As it turned out, the case for infrastructure investment was made succinctly even before the chancellor took the stage.
Shortly before the speech was due to start, word went around from a Conservative Party official that the start of the event in the northern English city of Manchester would have to be delayed.
The reason? Problems on the railway had left the travelling press pack from London stranded miles from the venue.
Thirty miles away in Liverpool, a leftwing stronghold for the opposition Labour Party, Margie Tyson had spent the last seven pounds in her purse on a taxi, travelling to meet a man in a music bar near the city limits.

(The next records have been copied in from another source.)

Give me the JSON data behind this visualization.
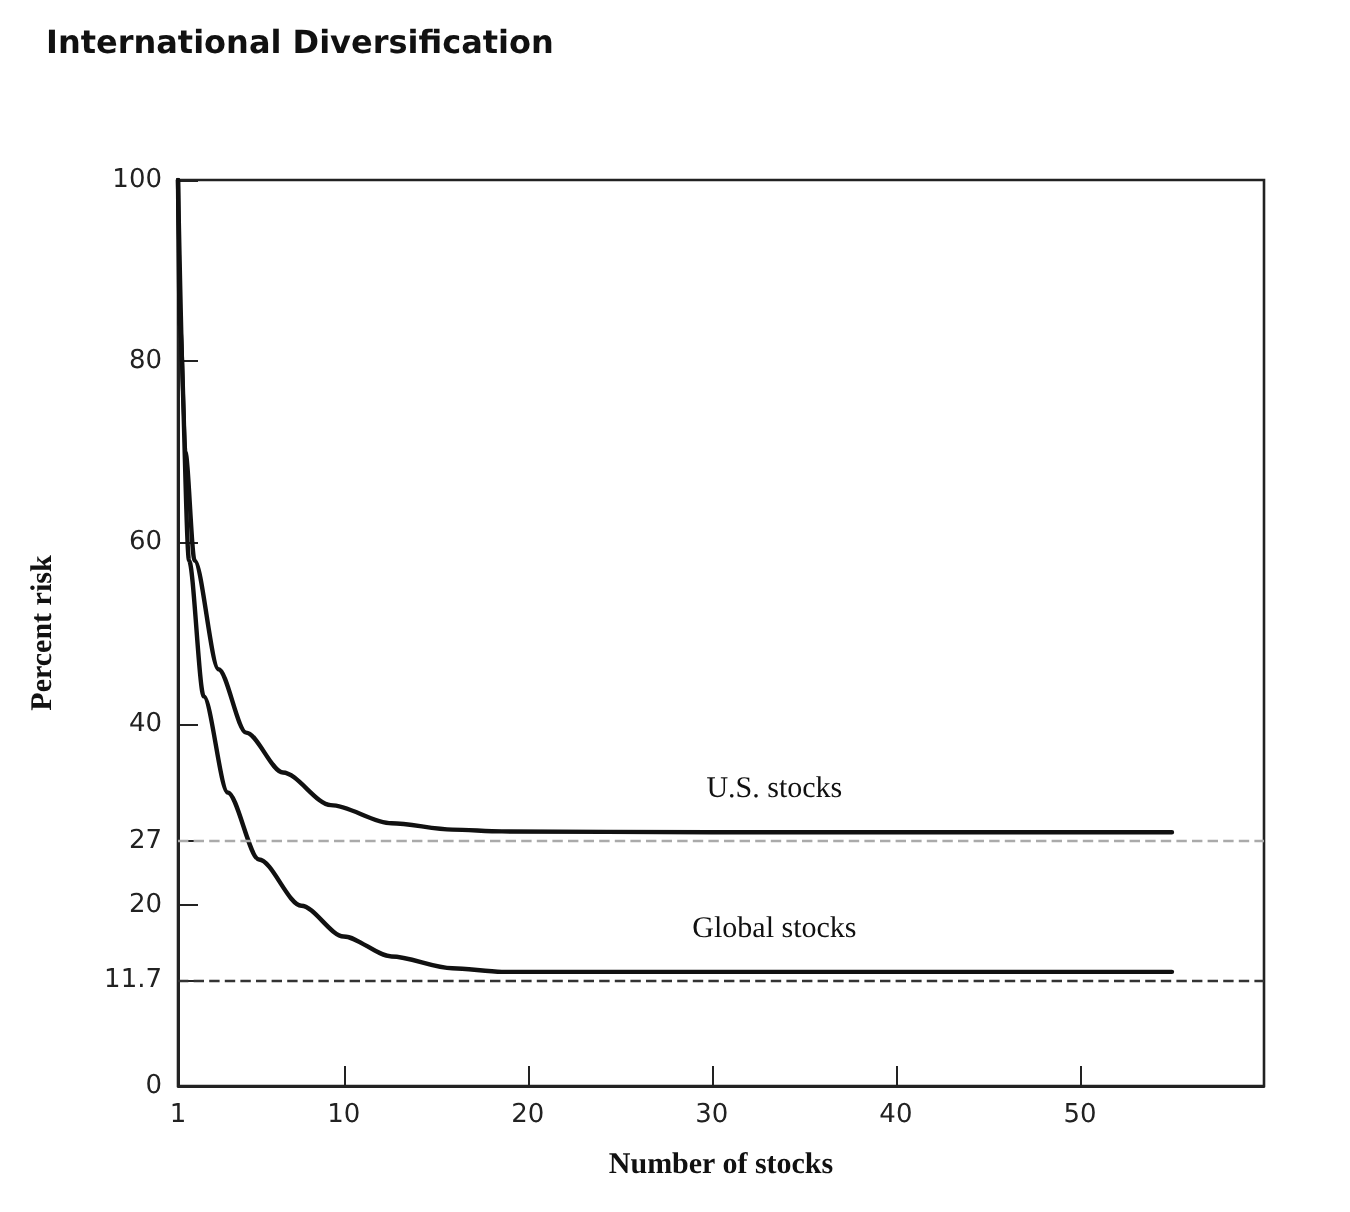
{
  "chart_data": {
    "type": "line",
    "title": "International Diversification",
    "xlabel": "Number of stocks",
    "ylabel": "Percent risk",
    "xlim": [
      1,
      60
    ],
    "xticks": [
      1,
      10,
      20,
      30,
      40,
      50
    ],
    "ylim": [
      0,
      100
    ],
    "yticks": [
      0,
      11.7,
      20,
      27,
      40,
      60,
      80,
      100
    ],
    "series": [
      {
        "name": "U.S. stocks",
        "color": "#111111",
        "x": [
          1,
          1.4,
          1.9,
          3.2,
          4.7,
          6.7,
          9.3,
          12.6,
          15.9,
          18.6,
          30,
          40,
          55
        ],
        "values": [
          100,
          70,
          58,
          46,
          39,
          34.6,
          31,
          29,
          28.3,
          28.1,
          28,
          28,
          28
        ]
      },
      {
        "name": "Global stocks",
        "color": "#111111",
        "x": [
          1,
          1.1,
          1.6,
          2.4,
          3.7,
          5.4,
          7.7,
          10,
          12.6,
          15.9,
          18.6,
          30,
          40,
          55
        ],
        "values": [
          100,
          84,
          58,
          43,
          32.4,
          25,
          19.9,
          16.5,
          14.3,
          13,
          12.6,
          12.6,
          12.6,
          12.6
        ]
      }
    ],
    "ref_lines": [
      {
        "axis": "y",
        "value": 27,
        "color": "#aaaaaa",
        "line_style": "dashed"
      },
      {
        "axis": "y",
        "value": 11.7,
        "color": "#333333",
        "line_style": "dashed"
      }
    ],
    "grid": false,
    "legend": false,
    "marker": "none",
    "line_style": "solid"
  }
}
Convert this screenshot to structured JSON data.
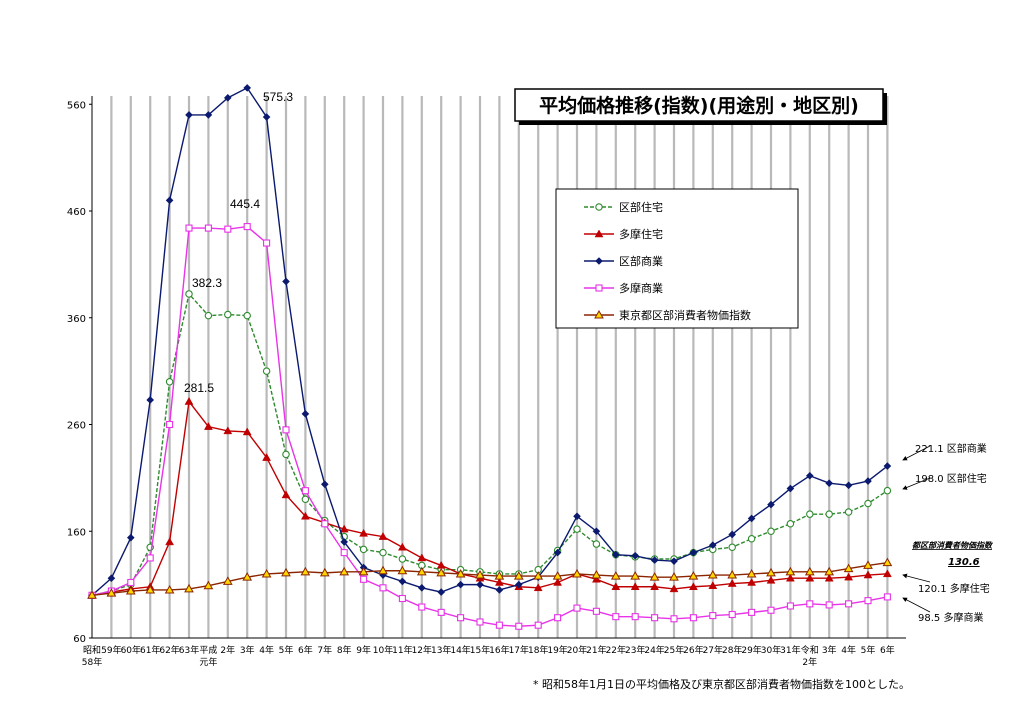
{
  "chart_data": {
    "type": "line",
    "title": "平均価格推移(指数)(用途別・地区別)",
    "ylim": [
      60,
      570
    ],
    "yticks": [
      60,
      160,
      260,
      360,
      460,
      560
    ],
    "grid": "vertical",
    "legend_position": "top-right",
    "categories": [
      [
        "昭和",
        "58年"
      ],
      [
        "59年"
      ],
      [
        "60年"
      ],
      [
        "61年"
      ],
      [
        "62年"
      ],
      [
        "63年"
      ],
      [
        "平成",
        "元年"
      ],
      [
        "2年"
      ],
      [
        "3年"
      ],
      [
        "4年"
      ],
      [
        "5年"
      ],
      [
        "6年"
      ],
      [
        "7年"
      ],
      [
        "8年"
      ],
      [
        "9年"
      ],
      [
        "10年"
      ],
      [
        "11年"
      ],
      [
        "12年"
      ],
      [
        "13年"
      ],
      [
        "14年"
      ],
      [
        "15年"
      ],
      [
        "16年"
      ],
      [
        "17年"
      ],
      [
        "18年"
      ],
      [
        "19年"
      ],
      [
        "20年"
      ],
      [
        "21年"
      ],
      [
        "22年"
      ],
      [
        "23年"
      ],
      [
        "24年"
      ],
      [
        "25年"
      ],
      [
        "26年"
      ],
      [
        "27年"
      ],
      [
        "28年"
      ],
      [
        "29年"
      ],
      [
        "30年"
      ],
      [
        "31年"
      ],
      [
        "令和",
        "2年"
      ],
      [
        "3年"
      ],
      [
        "4年"
      ],
      [
        "5年"
      ],
      [
        "6年"
      ]
    ],
    "series": [
      {
        "name": "区部住宅",
        "color": "#2e8b2e",
        "marker": "circle-open",
        "dash": true,
        "values": [
          100,
          104,
          110,
          145,
          300,
          382.3,
          362,
          363,
          362,
          310,
          232,
          190,
          170,
          155,
          143,
          140,
          134,
          128,
          124,
          124,
          122,
          120,
          120,
          124,
          142,
          162,
          148,
          138,
          136,
          134,
          134,
          140,
          143,
          145,
          153,
          160,
          167,
          176,
          176,
          178,
          186,
          198.0
        ]
      },
      {
        "name": "多摩住宅",
        "color": "#c00000",
        "marker": "triangle",
        "values": [
          100,
          103,
          106,
          108,
          150,
          281.5,
          258,
          254,
          253,
          229,
          194,
          174,
          168,
          162,
          158,
          155,
          145,
          135,
          128,
          120,
          116,
          112,
          108,
          107,
          112,
          120,
          115,
          108,
          108,
          108,
          106,
          108,
          109,
          111,
          112,
          114,
          116,
          116,
          116,
          117,
          119,
          120.1
        ]
      },
      {
        "name": "区部商業",
        "color": "#0b1a6e",
        "marker": "diamond",
        "values": [
          100,
          116,
          154,
          283,
          470,
          550,
          550,
          566,
          575.3,
          548,
          394,
          270,
          204,
          150,
          126,
          119,
          113,
          107,
          103,
          110,
          110,
          105,
          110,
          117,
          140,
          174,
          160,
          138,
          137,
          133,
          132,
          140,
          147,
          157,
          172,
          185,
          200,
          212,
          205,
          203,
          207,
          221.1
        ]
      },
      {
        "name": "多摩商業",
        "color": "#e833e8",
        "marker": "square-open",
        "values": [
          100,
          104,
          112,
          135,
          260,
          444,
          444,
          443,
          445.4,
          430,
          255,
          198,
          167,
          140,
          115,
          107,
          97,
          89,
          84,
          79,
          75,
          72,
          71,
          72,
          79,
          88,
          85,
          80,
          80,
          79,
          78,
          79,
          81,
          82,
          84,
          86,
          90,
          92,
          91,
          92,
          95,
          98.5
        ]
      },
      {
        "name": "東京都区部消費者物価指数",
        "color": "#8b2500",
        "marker": "triangle-yellow",
        "values": [
          100,
          102,
          104,
          105,
          105,
          106,
          109,
          113,
          117,
          120,
          121,
          122,
          121,
          122,
          122,
          123,
          123,
          122,
          121,
          120,
          119,
          118,
          118,
          118,
          118,
          120,
          119,
          118,
          118,
          117,
          117,
          118,
          119,
          119,
          120,
          121,
          122,
          122,
          122,
          125,
          128,
          130.6
        ]
      }
    ],
    "peak_labels": [
      "575.3",
      "445.4",
      "382.3",
      "281.5"
    ],
    "end_labels": {
      "kubu_shogyo": "221.1 区部商業",
      "kubu_jutaku": "198.0 区部住宅",
      "cpi_title": "都区部消費者物価指数",
      "cpi_value": "130.6",
      "tama_jutaku": "120.1 多摩住宅",
      "tama_shogyo": "98.5 多摩商業"
    },
    "footnote": "* 昭和58年1月1日の平均価格及び東京都区部消費者物価指数を100とした。"
  }
}
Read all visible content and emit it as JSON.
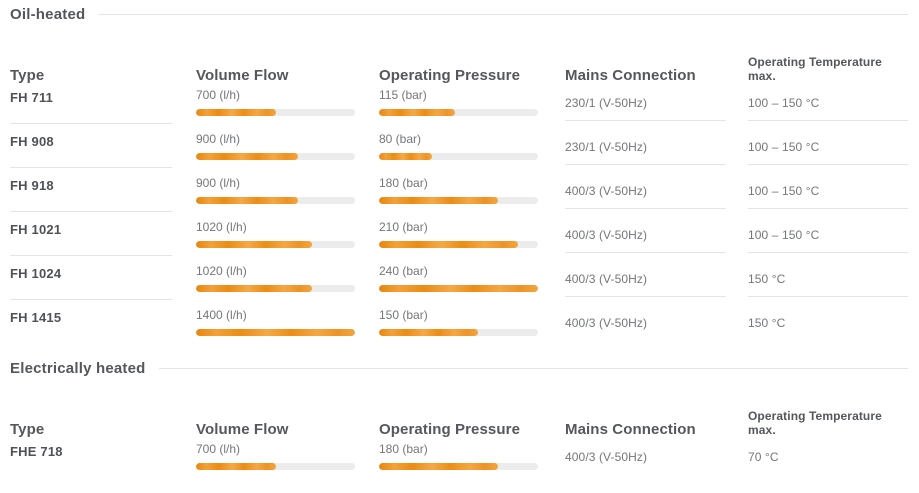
{
  "colors": {
    "heading_text": "#54575b",
    "row_label_text": "#4e5257",
    "value_text": "#73767a",
    "divider": "#e4e5e6",
    "bar_track": "#ececec",
    "bar_orange_dark": "#e8860d",
    "bar_orange_light": "#f5a946"
  },
  "columns": {
    "type": "Type",
    "volume_flow": "Volume Flow",
    "operating_pressure": "Operating Pressure",
    "mains_connection": "Mains Connection",
    "operating_temperature": "Operating Temperature max."
  },
  "scales": {
    "volume_flow_max_lh": 1400,
    "operating_pressure_max_bar": 240
  },
  "sections": [
    {
      "title": "Oil-heated",
      "rows": [
        {
          "type": "FH 711",
          "volume": "700 (l/h)",
          "volume_lh": 700,
          "pressure": "115 (bar)",
          "pressure_bar": 115,
          "mains": "230/1 (V-50Hz)",
          "temp": "100 – 150 °C"
        },
        {
          "type": "FH 908",
          "volume": "900 (l/h)",
          "volume_lh": 900,
          "pressure": "80 (bar)",
          "pressure_bar": 80,
          "mains": "230/1 (V-50Hz)",
          "temp": "100 – 150 °C"
        },
        {
          "type": "FH 918",
          "volume": "900 (l/h)",
          "volume_lh": 900,
          "pressure": "180 (bar)",
          "pressure_bar": 180,
          "mains": "400/3 (V-50Hz)",
          "temp": "100 – 150 °C"
        },
        {
          "type": "FH 1021",
          "volume": "1020 (l/h)",
          "volume_lh": 1020,
          "pressure": "210 (bar)",
          "pressure_bar": 210,
          "mains": "400/3 (V-50Hz)",
          "temp": "100 – 150 °C"
        },
        {
          "type": "FH 1024",
          "volume": "1020 (l/h)",
          "volume_lh": 1020,
          "pressure": "240 (bar)",
          "pressure_bar": 240,
          "mains": "400/3 (V-50Hz)",
          "temp": "150 °C"
        },
        {
          "type": "FH 1415",
          "volume": "1400 (l/h)",
          "volume_lh": 1400,
          "pressure": "150 (bar)",
          "pressure_bar": 150,
          "mains": "400/3 (V-50Hz)",
          "temp": "150 °C"
        }
      ]
    },
    {
      "title": "Electrically heated",
      "rows": [
        {
          "type": "FHE 718",
          "volume": "700 (l/h)",
          "volume_lh": 700,
          "pressure": "180 (bar)",
          "pressure_bar": 180,
          "mains": "400/3 (V-50Hz)",
          "temp": "70 °C"
        }
      ]
    }
  ]
}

Specifically, she was after Labour leader Jeremy Corbyn, the party’s talismanic leader who has inspired a devoted following among the socialist wing of the party and was due to appear.
Clad head-to-toe in red, Labour’s colour, she was hoping to seize the opportunity to get Corbyn’s autograph on a 2018 book titled ‘Jeremy Corbyn Annual’ given to her by a close friend.
The colourful hardbound book, available online for 9.99 pounds, contained activities like a ‘Jeremy’s lost the plot’ maze, and a ‘Pin the beard on the Jeremy’ game – all unplayed because Margie said she wanted to keep the pages pristine.
Sadly for her, Corbyn left the venue to depart on his campaign bus from the wrong side of the stage in an thick huddle of well wishers, photographers and security staff.
“It doesn’t matter,” said Tyson, undeterred and smiling. “I’ll get him next time he’s here!”
British political campaigning is changing fast: Facebook ads are replacing leaflets through letterboxes, slick in-house campaign videos have usurped clunky clip of reading-from-a-script-politicians looking awkwardly into the camera.
But some things are slower to change. The first two days of the campaign have reheated some of the classic British photo opportunities.
Jo Swinson, leader of the anti-Brexit Liberal Democrats, was pictured on Wednesday holding a baby, and open-mouthed in amazement alongside students in a science class room. Family values: check. Down with the kids: check.
Brexit Party candidate Richard Tice was on Thursday photographed leaning against a pub bar, thumbs up, holding a glass of beer. Man of the people: check.
Johnson ventured into Scotland to campaign and it didn’t take long to get him into a whisky distillery, hold a glass of Scotland’s most famous export. Pro-business and aware of local traditions: check, check.